En 2017 se reconoció la existencia de Zealandia, un continente en el océano Pacífico. La declaración fue rotunda ante las conclusiones de diversos estudios que a lo largo de dos décadas analizaron evidencia geológica y geofísica al respecto, junto con los hallazgos de exploraciones marinas emprendidas en la zona entre Australia y Antártica; en conjunto científicos descubrieron que Nueva Zelanda, Nueva Caledonia y la isla Lord Howe son parte de un continente de unos 5 millones de kilómetros cuadrados, aunque el 94% se encuentra sumergido. Actualmente se continúa el estudio de esta masa de tierra que no siempre estuvo bajo el agua y pudo ser un puente para el paso de animales y plantas hace millones de años.

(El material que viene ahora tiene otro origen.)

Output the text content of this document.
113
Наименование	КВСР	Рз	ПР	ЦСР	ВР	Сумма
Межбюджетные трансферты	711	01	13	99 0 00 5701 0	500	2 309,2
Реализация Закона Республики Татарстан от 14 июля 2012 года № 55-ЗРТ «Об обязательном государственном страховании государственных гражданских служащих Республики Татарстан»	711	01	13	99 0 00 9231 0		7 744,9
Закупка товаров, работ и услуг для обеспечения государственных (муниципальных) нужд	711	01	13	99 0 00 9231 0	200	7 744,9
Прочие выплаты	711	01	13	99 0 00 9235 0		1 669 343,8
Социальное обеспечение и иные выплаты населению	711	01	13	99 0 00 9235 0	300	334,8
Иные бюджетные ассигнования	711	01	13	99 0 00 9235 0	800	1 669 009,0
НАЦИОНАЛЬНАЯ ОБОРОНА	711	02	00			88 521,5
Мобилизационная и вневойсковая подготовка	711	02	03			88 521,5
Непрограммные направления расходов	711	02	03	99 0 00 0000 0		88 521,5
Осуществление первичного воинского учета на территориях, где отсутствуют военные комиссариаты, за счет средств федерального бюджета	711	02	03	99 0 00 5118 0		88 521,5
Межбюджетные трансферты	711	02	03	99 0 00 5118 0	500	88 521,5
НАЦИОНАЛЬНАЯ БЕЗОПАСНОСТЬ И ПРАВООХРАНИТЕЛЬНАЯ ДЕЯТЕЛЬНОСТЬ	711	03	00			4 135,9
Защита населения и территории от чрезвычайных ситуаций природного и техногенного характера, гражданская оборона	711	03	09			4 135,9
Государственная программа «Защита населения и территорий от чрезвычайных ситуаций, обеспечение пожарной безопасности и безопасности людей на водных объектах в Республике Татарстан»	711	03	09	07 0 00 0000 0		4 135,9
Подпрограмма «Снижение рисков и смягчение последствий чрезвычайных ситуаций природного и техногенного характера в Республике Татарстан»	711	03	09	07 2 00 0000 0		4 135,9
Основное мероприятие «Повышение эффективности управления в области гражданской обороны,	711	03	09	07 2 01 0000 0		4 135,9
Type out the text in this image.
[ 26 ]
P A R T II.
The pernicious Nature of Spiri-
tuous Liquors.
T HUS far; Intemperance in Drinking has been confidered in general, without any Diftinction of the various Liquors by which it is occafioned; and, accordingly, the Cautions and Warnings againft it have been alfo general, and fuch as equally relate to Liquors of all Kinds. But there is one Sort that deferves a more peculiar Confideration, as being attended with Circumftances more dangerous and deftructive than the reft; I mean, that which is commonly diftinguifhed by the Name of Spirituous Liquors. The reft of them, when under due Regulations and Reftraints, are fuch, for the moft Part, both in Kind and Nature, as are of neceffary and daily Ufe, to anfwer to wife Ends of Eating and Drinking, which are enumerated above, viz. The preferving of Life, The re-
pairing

Además de Zealandia, los mapas pronto mostrarán un nuevo océano junto con el Ártico, el Atlántico, el Índico y el Pacífico. Este año la National Geographic Society, anunció el reconocimiento oficial del océano Austral, un anillo que rodea la Antártida, aunque a diferencia de ellos sus fronteras son de agua, ya que su extensión está delimitada por una corriente marina, no por otros continentes. Desde hace varias décadas se discutía internacionalmente su designación, pero fue hasta el pasado Día Internacional de los Océanos, que bajo consenso se le reconoció por sus características únicas y ecosistema propio.

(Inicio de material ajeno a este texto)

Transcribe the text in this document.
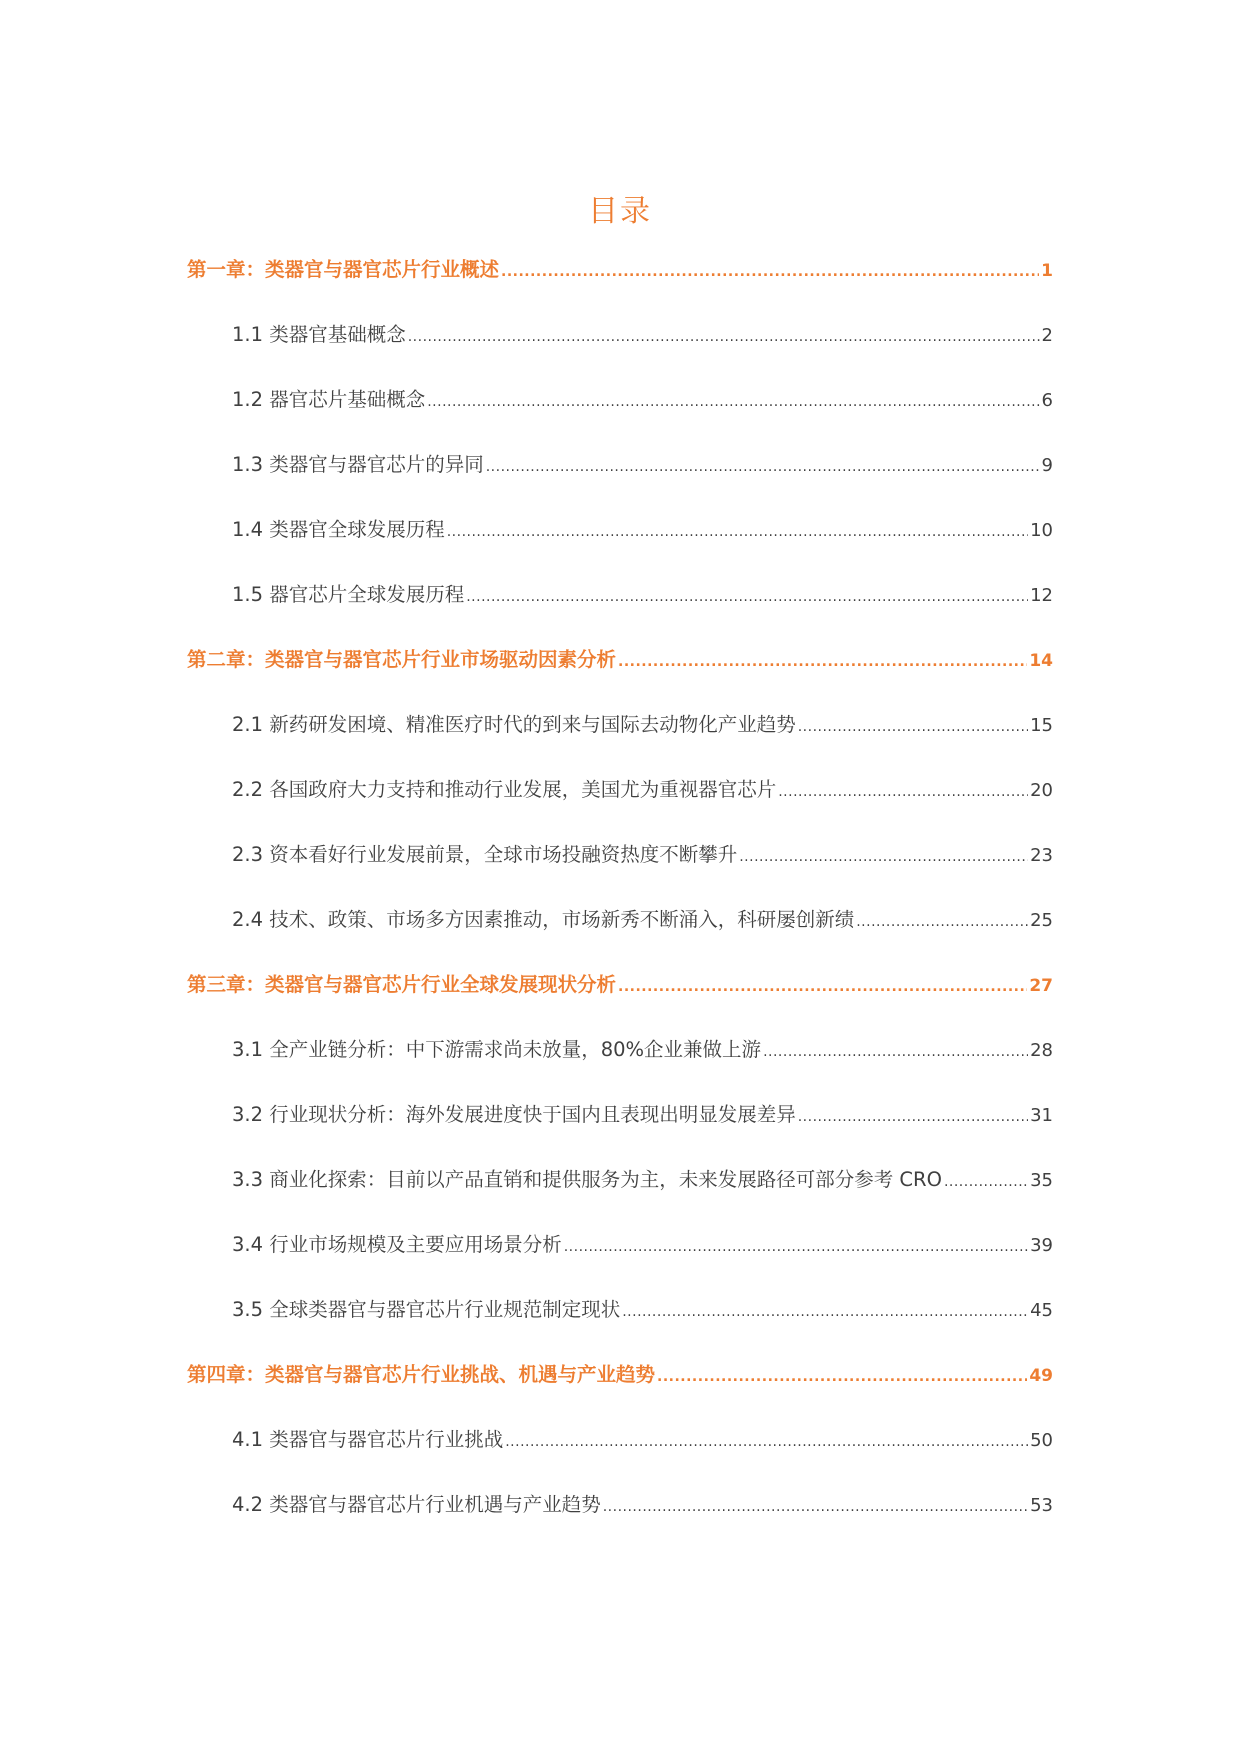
目录
第一章：类器官与器官芯片行业概述 .....	1
1.1 类器官基础概念 .....	2
1.2 器官芯片基础概念 .....	6
1.3 类器官与器官芯片的异同 .....	9
1.4 类器官全球发展历程 .....	10
1.5 器官芯片全球发展历程 .....	12
第二章：类器官与器官芯片行业市场驱动因素分析 .....	14
2.1 新药研发困境、精准医疗时代的到来与国际去动物化产业趋势 .....	15
2.2 各国政府大力支持和推动行业发展，美国尤为重视器官芯片 .....	20
2.3 资本看好行业发展前景，全球市场投融资热度不断攀升 .....	23
2.4 技术、政策、市场多方因素推动，市场新秀不断涌入，科研屡创新绩 .....	25
第三章：类器官与器官芯片行业全球发展现状分析 .....	27
3.1 全产业链分析：中下游需求尚未放量，80%企业兼做上游 .....	28
3.2 行业现状分析：海外发展进度快于国内且表现出明显发展差异 .....	31
3.3 商业化探索：目前以产品直销和提供服务为主，未来发展路径可部分参考 CRO .....	35
3.4 行业市场规模及主要应用场景分析 .....	39
3.5 全球类器官与器官芯片行业规范制定现状 .....	45
第四章：类器官与器官芯片行业挑战、机遇与产业趋势 .....	49
4.1 类器官与器官芯片行业挑战 .....	50
4.2 类器官与器官芯片行业机遇与产业趋势 .....	53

Finalmente, cuando escuchemos expresiones como “la Tierra late” hay que entenderlas en términos geológicos como un suceso muy real y magno. Este año se dio a conocer que nuestro planeta tiene un pulso, se trata de un ciclo lento que ocurre aproximadamente cada 27,5 millones de años y que coincide con eventos geológicos de importante magnitud como extinciones de especies, fluctuaciones en el nivel y composición del mar, actividad volcánica inusual y cambios drásticos de placas tectónicas. Investigadores de la Universidad de Nueva York lo descubrieron a partir del estudio de 89 de estos eventos ocurridos en los últimos 260 millones de años, y según los datos el próximo pulso sucederá en unos 20 millones de años, veremos qué pasa entonces, tal vez serán tiempos en los que sabremos no solo el origen del ciclo -estudio ya en curso-, sino todo sobre este planeta vivo y enigmático en el que habitamos.